I was feeling frustrated and burned out after five years of teaching in an urban middle/high school. Looking for ways to rejuvenate my mind and my practice I began turning to the idea of joining teacher networks. There were three networks that provided the spark that I was looking for – Seeking Educational Equity and Diversity (SEED), The Philadelphia Writing Project (NWP), and the Coalition of Essential Schools (CES). This blog entry focuses on my experiences in SEED and intertwines that with the collegiality I experienced while being a part of a team of middle school teachers. I am forever indebted to the teachers in these networks, with a special recognition to Judy Logan and Emily Style in SEED, and the teachers that were part of the team in Strawberry Mansion Middle/High School.
Part of the reason for writing this blog was to reflect on my 31 years of practice in urban schools by highlighting some of the positive results that can be evidenced when students are given a voice in developing daily classroom practice. I hope that readers will find this blog entry displays some of that evidence.
When I went through the SEED Summer Workshops one of the books we read and discussed was Judy Logan’s “Teaching Stories”. I devoured her book and it was always one that I included in the SEED workshops that I facilitated in my school district. The first chapter (the story of two quilts) was one that I could not shake from my thoughts, so I brought the idea of constructing our own quilt to the team of teachers at Strawberry Mansion. My colleagues were enthusiastic and we began planning how we could incorporate the making of a quilt into our shared practice. Since we were teaching in an urban school that had little or no money for any kind of special projects (we could not even get our hands on basic supplies like paper, pencils, and books), we decided to undertake a quilt project and finance it ourselves. I wrote about this lack of funding in a previous blog entry titled ‘The hidden costs of teaching in an urban school’. There were six of us on the team – a house director, a Math, Science, History, Spanish, and English teacher. We had to decide when to do the quilt work during our scheduled day. One of the ‘benefits’ of teaching in an urban school is that the administration tends to leave teachers alone if there is a perception that you are ‘teaching’ – this usually translates to meaning that your classroom is not seen as a site of chaos or disturbance in the hallways. Our team qualified in that regard. More recently, this ‘benefit’ has disappeared because of the insane focus on standardized tests, the shaping of curriculum to ‘teach the test’, and the constant monitoring of teachers to make sure they are teaching to the test. Our quilt project happened before this nuttiness took over the curriculum.

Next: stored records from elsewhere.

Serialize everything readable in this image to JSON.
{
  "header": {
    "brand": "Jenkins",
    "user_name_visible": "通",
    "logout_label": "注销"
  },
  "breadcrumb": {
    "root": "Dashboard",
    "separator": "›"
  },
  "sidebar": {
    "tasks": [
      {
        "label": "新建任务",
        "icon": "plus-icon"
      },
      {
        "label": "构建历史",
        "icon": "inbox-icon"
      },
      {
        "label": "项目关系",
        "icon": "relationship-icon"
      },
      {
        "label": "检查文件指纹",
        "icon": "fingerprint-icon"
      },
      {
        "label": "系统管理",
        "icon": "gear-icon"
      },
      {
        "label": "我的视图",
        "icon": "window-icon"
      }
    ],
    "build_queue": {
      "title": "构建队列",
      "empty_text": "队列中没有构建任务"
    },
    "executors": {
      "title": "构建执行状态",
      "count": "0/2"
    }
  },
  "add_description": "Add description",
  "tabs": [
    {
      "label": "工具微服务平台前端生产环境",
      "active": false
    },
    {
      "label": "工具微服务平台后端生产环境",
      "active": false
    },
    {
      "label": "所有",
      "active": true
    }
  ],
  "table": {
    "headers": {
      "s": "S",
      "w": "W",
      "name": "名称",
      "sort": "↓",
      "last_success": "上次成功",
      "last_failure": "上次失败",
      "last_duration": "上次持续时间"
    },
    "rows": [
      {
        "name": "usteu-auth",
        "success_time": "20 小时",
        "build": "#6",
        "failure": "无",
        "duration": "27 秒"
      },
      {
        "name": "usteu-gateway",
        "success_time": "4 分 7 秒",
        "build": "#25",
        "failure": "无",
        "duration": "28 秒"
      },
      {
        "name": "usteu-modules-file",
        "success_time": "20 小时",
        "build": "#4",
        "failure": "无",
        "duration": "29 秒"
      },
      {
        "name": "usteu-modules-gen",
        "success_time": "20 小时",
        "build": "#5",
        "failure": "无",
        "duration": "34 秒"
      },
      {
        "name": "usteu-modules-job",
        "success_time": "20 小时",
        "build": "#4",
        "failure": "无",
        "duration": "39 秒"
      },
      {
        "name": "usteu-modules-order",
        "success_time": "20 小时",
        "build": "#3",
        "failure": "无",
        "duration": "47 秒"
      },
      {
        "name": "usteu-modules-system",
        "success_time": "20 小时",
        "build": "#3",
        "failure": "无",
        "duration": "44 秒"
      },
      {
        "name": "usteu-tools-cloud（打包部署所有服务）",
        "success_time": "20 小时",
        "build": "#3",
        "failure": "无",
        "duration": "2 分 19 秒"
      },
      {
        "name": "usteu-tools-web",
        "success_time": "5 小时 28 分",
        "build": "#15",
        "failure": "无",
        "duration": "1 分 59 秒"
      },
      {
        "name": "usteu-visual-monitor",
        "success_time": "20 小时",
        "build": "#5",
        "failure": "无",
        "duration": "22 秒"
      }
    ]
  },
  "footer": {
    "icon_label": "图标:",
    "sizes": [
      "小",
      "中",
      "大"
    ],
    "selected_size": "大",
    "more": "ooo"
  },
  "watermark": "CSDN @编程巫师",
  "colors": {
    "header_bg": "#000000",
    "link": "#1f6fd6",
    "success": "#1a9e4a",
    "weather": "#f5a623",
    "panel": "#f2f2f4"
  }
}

We still had our problems – we wanted to include as many students as we could so we could not just take one class period a day to dedicate to the quilt. I don’t recall the details, but I do remember that we manipulated the schedule, using our prep periods to provide extra time to work on the quilt. We essentially ‘misrepresented’ our daily schedule to the administration and found ways for at least two teachers to be in the room with students in a single period. No one even seemed to notice our altered schedules! We wanted students to research and write about the person they would choose to represent on the quilt. At first the choices were more global – Rosa Parks, Madame C.J. Walker and a local African American newscaster in Philadelphia. We wanted the students to also think about their own family stories and when we opened up that possibility many students began choosing parents, siblings, relatives, neighbors, and even their selves. This gave us an opportunity to examine oral histories and primary source research – things that we were also using in our respective academic classroom practices.
There were other revelations that happened. Girls began to value their ability to plan out their quilt choices and reaffirm that they were indeed good writers. Boys discovered that sewing was not just an activity to be left for the girls, though this lesson took some time. It was helped along because teachers also developed and wrote about people to be put on the quilt and, in my case, boys had an opportunity to see that males could sew (or at least make an honest attempt)! There were also lessons learned about failure – first attempts were not always successful, but it was OK to try and try again, asking for help when needed, until the quilt patch became a point of pride. I must admit that my poor sewing skills helped a lot in teaching this lesson about failing and then trying again and again.
I have included photos of the final quilt that was displayed in the school and the community after its completion. The quilt project serves as a realization that there can be many ways to envision urban schools as sites where teaching and learning can take place, even under distressing financial hardships.